As was previously done, we can extract and plot the posterior samples of $S_T(t)$.

surv_prob_treated <- as.data.frame(extract(post_treated, pars = c("survProb")))[,1]
ggplot(data.frame(samp = surv_prob_treated), aes(x = samp)) +
  labs(y = "Density", x = expression(paste(S[T], "(t=12)"))) +
  ggtitle(expression(paste("Posterior Samples of ", S[T], "(t=12)"))) +
  geom_histogram(aes(y = after_stat(density)), color = "#FFA21F", fill = "#FFA21F",
                 position = "identity", binwidth = .01, alpha = 0.5) +
  geom_density(color = "black") +
  theme_bw()

We define our marginal treatment effect to be the difference in survival probabilities at 12 months between the active treatment and control arms (i.e., $S_T(t=12) - S_C(t=12)$). We can obtain a sample from the posterior distribution for $S_T(t=12) - S_C(t=12)$ by subtracting the posterior sample of $S_C(t=12)$ from the posterior sample of $S_T(t=12)$.

samp_trt_diff <- surv_prob_treated - surv_prob_control
ggplot(data.frame(samp = samp_trt_diff), aes(x = samp)) +
  labs(y = "Density", x = expression(paste(S[T], "(t=12) - ", S[C], "(t=12)"))) +
  ggtitle(expression(paste("Posterior Samples of ", S[T],
                           "(t=12) - ", S[C], "(t=12)"))) +
  geom_histogram(aes(y = after_stat(density)), color = "#FF0000", fill = "#FF0000",
                 position = "identity", binwidth = .01, alpha = 0.5) +
  geom_density(color = "black") +
  theme_bw()

Posterior Summary Statistics

Suppose we want to test the hypotheses $H_0: S_T(t=12) - S_C(t=12) \le 0$ versus $H_1: S_T(t=12) - S_C(t=12) > 0$. We can use our posterior sample for $S_T(t=12) - S_C(t=12)$ to calculate the posterior probability $Pr(S_T(t=12) - S_C(t=12) > 0 \mid D)$ (i.e., the probability in favor of $H_1$), and we conclude that we have sufficient evidence in favor of the alternative hypothesis if $Pr(S_T(t=12) - S_C(t=12) > 0 \mid D) > 0.975$.

mean(samp_trt_diff > 0)
#> [1] 0.9534667

We see that this posterior probability is less than 0.975, and hence we do not have sufficient evidence in support of the alternative hypothesis.
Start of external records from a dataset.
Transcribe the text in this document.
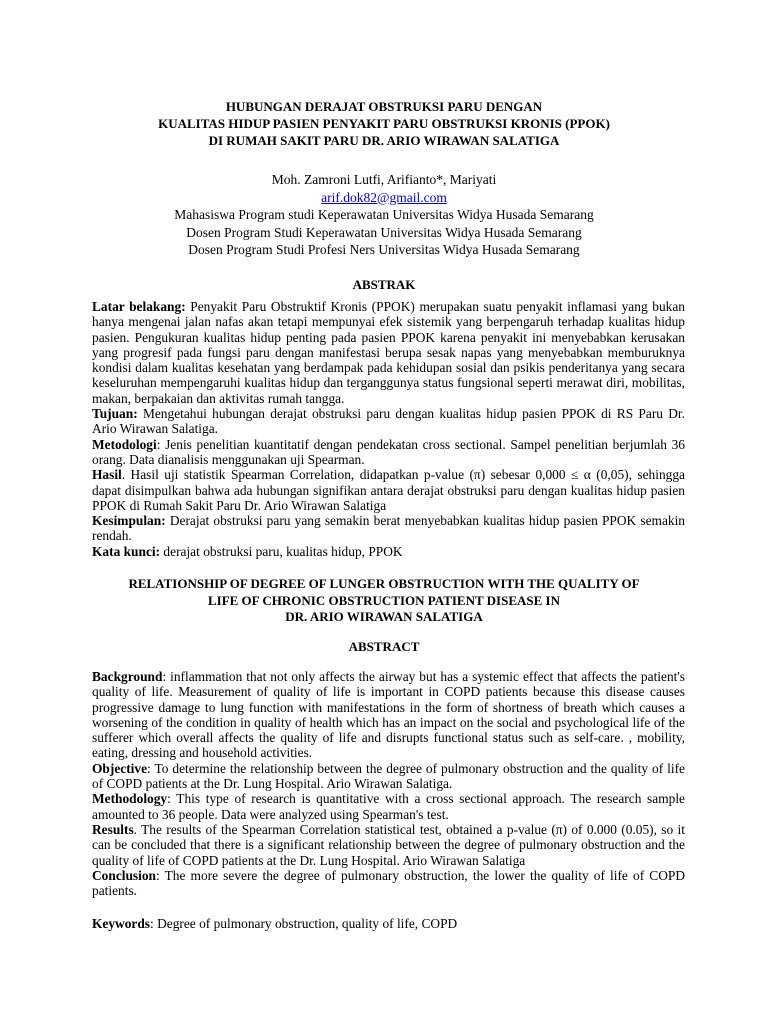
HUBUNGAN DERAJAT OBSTRUKSI PARU DENGAN
KUALITAS HIDUP PASIEN PENYAKIT PARU OBSTRUKSI KRONIS (PPOK)
DI RUMAH SAKIT PARU DR. ARIO WIRAWAN SALATIGA
Moh. Zamroni Lutfi, Arifianto*, Mariyati
arif.dok82@gmail.com
Mahasiswa Program studi Keperawatan Universitas Widya Husada Semarang
Dosen Program Studi Keperawatan Universitas Widya Husada Semarang
Dosen Program Studi Profesi Ners Universitas Widya Husada Semarang
ABSTRAK

Latar belakang: Penyakit Paru Obstruktif Kronis (PPOK) merupakan suatu penyakit inflamasi yang bukan hanya mengenai jalan nafas akan tetapi mempunyai efek sistemik yang berpengaruh terhadap kualitas hidup pasien. Pengukuran kualitas hidup penting pada pasien PPOK karena penyakit ini menyebabkan kerusakan yang progresif pada fungsi paru dengan manifestasi berupa sesak napas yang menyebabkan memburuknya kondisi dalam kualitas kesehatan yang berdampak pada kehidupan sosial dan psikis penderitanya yang secara keseluruhan mempengaruhi kualitas hidup dan terganggunya status fungsional seperti merawat diri, mobilitas, makan, berpakaian dan aktivitas rumah tangga.

Tujuan: Mengetahui hubungan derajat obstruksi paru dengan kualitas hidup pasien PPOK di RS Paru Dr. Ario Wirawan Salatiga.

Metodologi: Jenis penelitian kuantitatif dengan pendekatan cross sectional. Sampel penelitian berjumlah 36 orang. Data dianalisis menggunakan uji Spearman.

Hasil. Hasil uji statistik Spearman Correlation, didapatkan p-value (π) sebesar 0,000 ≤ α (0,05), sehingga dapat disimpulkan bahwa ada hubungan signifikan antara derajat obstruksi paru dengan kualitas hidup pasien PPOK di Rumah Sakit Paru Dr. Ario Wirawan Salatiga

Kesimpulan: Derajat obstruksi paru yang semakin berat menyebabkan kualitas hidup pasien PPOK semakin rendah.

Kata kunci: derajat obstruksi paru, kualitas hidup, PPOK

RELATIONSHIP OF DEGREE OF LUNGER OBSTRUCTION WITH THE QUALITY OF
LIFE OF CHRONIC OBSTRUCTION PATIENT DISEASE IN
DR. ARIO WIRAWAN SALATIGA
ABSTRACT

Background: inflammation that not only affects the airway but has a systemic effect that affects the patient's quality of life. Measurement of quality of life is important in COPD patients because this disease causes progressive damage to lung function with manifestations in the form of shortness of breath which causes a worsening of the condition in quality of health which has an impact on the social and psychological life of the sufferer which overall affects the quality of life and disrupts functional status such as self-care. , mobility, eating, dressing and household activities.

Objective: To determine the relationship between the degree of pulmonary obstruction and the quality of life of COPD patients at the Dr. Lung Hospital. Ario Wirawan Salatiga.

Methodology: This type of research is quantitative with a cross sectional approach. The research sample amounted to 36 people. Data were analyzed using Spearman's test.

Results. The results of the Spearman Correlation statistical test, obtained a p-value (π) of 0.000 (0.05), so it can be concluded that there is a significant relationship between the degree of pulmonary obstruction and the quality of life of COPD patients at the Dr. Lung Hospital. Ario Wirawan Salatiga

Conclusion: The more severe the degree of pulmonary obstruction, the lower the quality of life of COPD patients.

Keywords: Degree of pulmonary obstruction, quality of life, COPD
With MCMC samples from our posterior distributions, we can calculate posterior summary statistics such as the mean, median, and standard deviation. As an example, we calculate these statistics using the posterior distribution for $S_T(t=12) - S_C(t=12)$.

c(mean = mean(samp_trt_diff),
  median = median(samp_trt_diff),
  SD = sd(samp_trt_diff))
#>       mean     median         SD 
#> 0.11726619 0.11920218 0.06795424

We can also calculate credible intervals using the quantile function.

quantile(samp_trt_diff, c(.025, .975))    # 95% CrI
#>        2.5%       97.5% 
#> -0.02240224  0.24521556

Lastly, we calculate the effective sample size of the posterior distribution for $S_C(t=12)$ using the method by Pennello and Thompson (2008). To do so, we first must construct the posterior distribution of $S_C(t=12)$without borrowing from the external control data (e.g., using a vague prior).

post_ctrl_no_brrw <- calc_post_weibull(filter(int_tte_df, trt == 0),
                                       response = y,
                                       event = event,
                                       prior = vague_prior,
                                       analysis_time = 12)
surv_prob_ctrl_nb <- as.data.frame(extract(post_ctrl_no_brrw, pars = c("survProb")))[,1]
n_int_ctrl <- nrow(filter(int_tte_df, trt == 0))  # sample size of internal control arm
var_no_brrw <- var(surv_prob_ctrl_nb)             # post variance of S_C(t) without borrowing
var_brrw <- var(surv_prob_control)                # post variance of S_C(t) with borrowing
ess <- n_int_ctrl * var_no_brrw / var_brrw        # effective sample size
ess
#> [1] 123.4881